Ormai è chiaro a tutti che il problema delle economie del sud dell'Europa, deriva in larga parte, anche se non esclusivamente, dalla rigidità imposta dai trattati europei, in primo luogo dal Fiscal Compact e da un cambio fisso che impedisce di ricorrere alla svalutazione come mezzo per recuperare il terreno perduto sul piano dell'esportazione e quindi delle bilancia delle partite correnti.

Tutto ciò lascia come unica via d'uscita la deflazione del lavoro, in pratica una riduzione del costo del lavoro, con conseguenze sul piano sociale che possiamo ben immaginare. Oltretutto se i trattati europei impongono il pareggio di bilancio e di fatto una riduzione della spesa e del debito pubblico, è impossibile pensare ad investimenti pubblici per rilanciare l'economia. In realtà quando si dice "non ci sono le risorse" si parla proprio di questo.

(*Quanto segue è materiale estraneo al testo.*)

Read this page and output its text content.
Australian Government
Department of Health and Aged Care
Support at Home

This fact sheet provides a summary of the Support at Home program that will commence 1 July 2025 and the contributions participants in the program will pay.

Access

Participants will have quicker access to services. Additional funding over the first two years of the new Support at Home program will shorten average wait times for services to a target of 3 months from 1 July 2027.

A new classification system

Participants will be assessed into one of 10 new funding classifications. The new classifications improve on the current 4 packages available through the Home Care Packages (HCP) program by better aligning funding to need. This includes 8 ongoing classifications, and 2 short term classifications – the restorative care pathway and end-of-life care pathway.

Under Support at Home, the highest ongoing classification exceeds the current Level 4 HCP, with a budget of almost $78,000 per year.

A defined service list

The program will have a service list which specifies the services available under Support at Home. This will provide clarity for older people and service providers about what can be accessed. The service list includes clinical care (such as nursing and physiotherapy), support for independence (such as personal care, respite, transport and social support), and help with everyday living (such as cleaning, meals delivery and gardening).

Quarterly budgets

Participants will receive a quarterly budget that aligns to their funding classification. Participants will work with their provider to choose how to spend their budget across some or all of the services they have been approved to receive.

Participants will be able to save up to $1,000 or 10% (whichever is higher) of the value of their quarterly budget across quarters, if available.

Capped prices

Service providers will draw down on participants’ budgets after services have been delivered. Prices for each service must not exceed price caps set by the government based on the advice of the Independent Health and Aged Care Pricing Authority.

Detto questo la sinistra si trova di fronte a un bivio cruciale: continuare a sostenere il sogno degli Stati Uniti D'Europa e tentare la strada di un "riformismo europeo" per modificare quegli elementi di ineguaglianza e di ingiustizia insiti nel liberismo economico o decidere che ogni riforma è impossibile e che l'Europa è un dispositivo nato appositamente per applicare proprio quei dettami di un'economia liberista che per sua natura mira a ridurre il costo del lavoro e a privatizzare il welfare. In questo caso non resterebbe altra scelta che cercare di disarticolare l'UE e ricominciare da capo il percorso di una federazione fra stati europei sulla base di una concezione dell'economia opposta a quella attualmente dominante.

Decisione non facile, considerando il fatto che i paesi del Nord Europa, Germania in primis non intendono rinunciare ai vantaggi che l'euro concede loro in termini di surplus commerciale, una quota di risorse notevole che non hanno alcuna intenzione di utilizzare per rilanciare economie altrui.